Optical computing server family includes Nova, Aura and Tetra, with Iris Nova available for evaluation
Lumai Iris

OXFORD, UK, Apr 29, 2026 – Lumai has introduced Lumai Iris, an optical computing inference server family built to run billion-parameter large language models (LLMs) in real time as data centers face rising power and scalability limits from AI deployment.

Lumai Iris is designed for large-scale AI inference workloads and uses optical computing for core AI operations. Lumai said the system can deliver up to 90% lower energy consumption than conventional architectures, while improving inference performance and execution efficiency.

The Energy Wall

AI compute demand is shifting from model training to large-scale inference, where models are deployed in real-world applications. As inference workloads grow, data centers must manage tighter power limits, scalability constraints, and rising demand for more efficient compute systems.

Lumai Iris Server Rack

Lumai cited International Energy Agency projections that global data center power demand will double by 2030. The company said the Iris family is intended to address power and cost pressures in AI infrastructure by improving performance per kilowatt.

The Silicon Ceiling

Traditional silicon architectures face scaling, power, and thermal constraints as AI workloads grow. Each new silicon generation provides smaller scaling gains while requiring more power and cost to support larger workloads.

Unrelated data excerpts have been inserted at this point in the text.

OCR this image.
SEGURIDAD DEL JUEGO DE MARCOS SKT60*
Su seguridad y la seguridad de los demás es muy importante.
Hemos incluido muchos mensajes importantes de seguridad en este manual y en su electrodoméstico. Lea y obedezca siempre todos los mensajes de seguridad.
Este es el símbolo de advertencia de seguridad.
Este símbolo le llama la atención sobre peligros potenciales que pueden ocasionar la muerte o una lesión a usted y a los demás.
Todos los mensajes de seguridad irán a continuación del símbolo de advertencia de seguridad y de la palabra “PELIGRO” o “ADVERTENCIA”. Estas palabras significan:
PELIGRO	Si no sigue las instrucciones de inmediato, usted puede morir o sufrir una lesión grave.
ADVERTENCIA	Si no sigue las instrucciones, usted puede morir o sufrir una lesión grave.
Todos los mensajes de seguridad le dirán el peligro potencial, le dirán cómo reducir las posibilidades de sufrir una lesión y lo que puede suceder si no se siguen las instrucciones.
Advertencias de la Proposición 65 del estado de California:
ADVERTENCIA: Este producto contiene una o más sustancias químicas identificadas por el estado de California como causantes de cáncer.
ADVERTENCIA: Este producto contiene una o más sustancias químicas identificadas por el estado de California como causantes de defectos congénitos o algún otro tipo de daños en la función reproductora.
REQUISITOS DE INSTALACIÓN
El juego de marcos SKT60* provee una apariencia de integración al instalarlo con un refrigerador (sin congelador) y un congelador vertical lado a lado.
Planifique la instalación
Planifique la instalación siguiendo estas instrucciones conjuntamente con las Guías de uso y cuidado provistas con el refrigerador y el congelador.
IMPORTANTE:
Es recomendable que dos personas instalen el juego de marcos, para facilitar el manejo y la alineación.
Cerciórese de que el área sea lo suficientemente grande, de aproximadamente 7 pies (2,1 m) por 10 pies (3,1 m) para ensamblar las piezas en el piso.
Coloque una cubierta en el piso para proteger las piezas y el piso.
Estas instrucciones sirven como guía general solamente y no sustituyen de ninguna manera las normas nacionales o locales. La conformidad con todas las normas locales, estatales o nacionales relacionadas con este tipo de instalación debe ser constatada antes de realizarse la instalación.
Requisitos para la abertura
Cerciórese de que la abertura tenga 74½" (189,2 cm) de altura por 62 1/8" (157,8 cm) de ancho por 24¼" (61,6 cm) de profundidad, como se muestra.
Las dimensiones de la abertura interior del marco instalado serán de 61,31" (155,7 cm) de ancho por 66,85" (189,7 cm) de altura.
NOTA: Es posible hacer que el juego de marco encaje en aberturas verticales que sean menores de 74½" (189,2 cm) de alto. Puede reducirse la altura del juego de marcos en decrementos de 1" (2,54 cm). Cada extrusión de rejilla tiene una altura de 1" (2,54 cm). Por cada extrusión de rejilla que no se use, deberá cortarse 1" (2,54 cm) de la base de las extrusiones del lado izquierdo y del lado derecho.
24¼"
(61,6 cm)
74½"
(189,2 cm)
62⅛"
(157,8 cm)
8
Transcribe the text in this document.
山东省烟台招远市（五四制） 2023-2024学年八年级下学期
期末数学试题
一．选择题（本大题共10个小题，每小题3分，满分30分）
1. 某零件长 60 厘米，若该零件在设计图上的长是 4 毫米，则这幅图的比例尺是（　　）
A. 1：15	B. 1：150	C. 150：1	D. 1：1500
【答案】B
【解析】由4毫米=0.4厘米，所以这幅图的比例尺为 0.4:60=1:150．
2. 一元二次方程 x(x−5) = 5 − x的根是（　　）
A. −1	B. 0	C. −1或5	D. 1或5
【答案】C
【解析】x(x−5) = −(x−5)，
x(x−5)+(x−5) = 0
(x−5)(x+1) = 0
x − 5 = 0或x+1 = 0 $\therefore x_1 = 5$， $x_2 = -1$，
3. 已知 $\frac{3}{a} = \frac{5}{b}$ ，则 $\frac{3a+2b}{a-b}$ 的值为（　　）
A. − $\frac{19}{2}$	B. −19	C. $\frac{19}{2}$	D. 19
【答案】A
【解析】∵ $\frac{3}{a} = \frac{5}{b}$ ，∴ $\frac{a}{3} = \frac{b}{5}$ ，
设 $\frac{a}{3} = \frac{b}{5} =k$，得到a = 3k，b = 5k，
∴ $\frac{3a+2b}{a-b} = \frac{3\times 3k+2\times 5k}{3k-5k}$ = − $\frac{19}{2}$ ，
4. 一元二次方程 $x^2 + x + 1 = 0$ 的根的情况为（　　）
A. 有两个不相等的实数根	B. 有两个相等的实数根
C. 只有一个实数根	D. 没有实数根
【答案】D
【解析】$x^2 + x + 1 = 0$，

“As the industry transitions into the inference era, we are simultaneously crossing the threshold into the post-silicon era,” said Dr. Xianxin Guo, CEO and co-founder of Lumai. “By shifting the computation paradigm from electrons to photons, Lumai can deliver an order-of-magnitude increase in performance with significant energy savings.”

A New Architecture for AI Compute

Lumai is using research from the University of Oxford to develop an optical computing architecture for AI inference workloads. The technology uses light in 3D volume, rather than relying only on 2D conventional chip architectures.

The architecture is designed to use spatial parallelism and run millions of operations simultaneously. The approach supports what it describes as low-cost, high-token throughput in compute-bound workloads and applies to the prefill stage of disaggregated inference architectures, where tokens are processed before generation begins.

Lumai Iris Nova

Iris Nova runs real-time inference on Llama 8B and 70B through a hybrid processor. Digital processing manages system control and software, while an optical tensor engine performs the core mathematical operations. The design supports integration into data center environments.

The Advanced Research and Invention Agency (ARIA) commented, “The demands on existing AI processors necessitate an urgent search for alternative scaling pathways,” said Suraj Bramhavar, program director at ARIA. “Lumai is leading the charge in demonstrating that optical processors could provide one such pathway, and ARIA is excited to partner with them to explore the shift beyond our traditional digital computing paradigm.”

Availability

Lumai Iris consists of three server lines: Nova, Aura, and Tetra. Lumai Iris Nova, the first server in the family, is available for evaluation by hyperscalers, neo-clouds, enterprises, and research institutions.

Source: Lumai

About Lumai

Lumai develops optical computing hardware designed to support AI workloads while reducing energy use. The company builds optical processors that use light to perform AI inference and related computing tasks. Lumai’s technology originated from optics research at the University of Oxford. The company was founded in 2021 and is headquartered in Oxford, United Kingdom. Its products target data center operators, cloud service providers, and organizations running large-scale AI systems. Lumai focuses on applications where traditional electronic processors face power and performance constraints. The company aims to address scalability and efficiency challenges associated with silicon-based GPUs and photonic approaches. Its optical computing platform seeks to lower operating costs for AI processing through improved power efficiency. Lumai serves customers in AI infrastructure, cloud computing, and advanced research.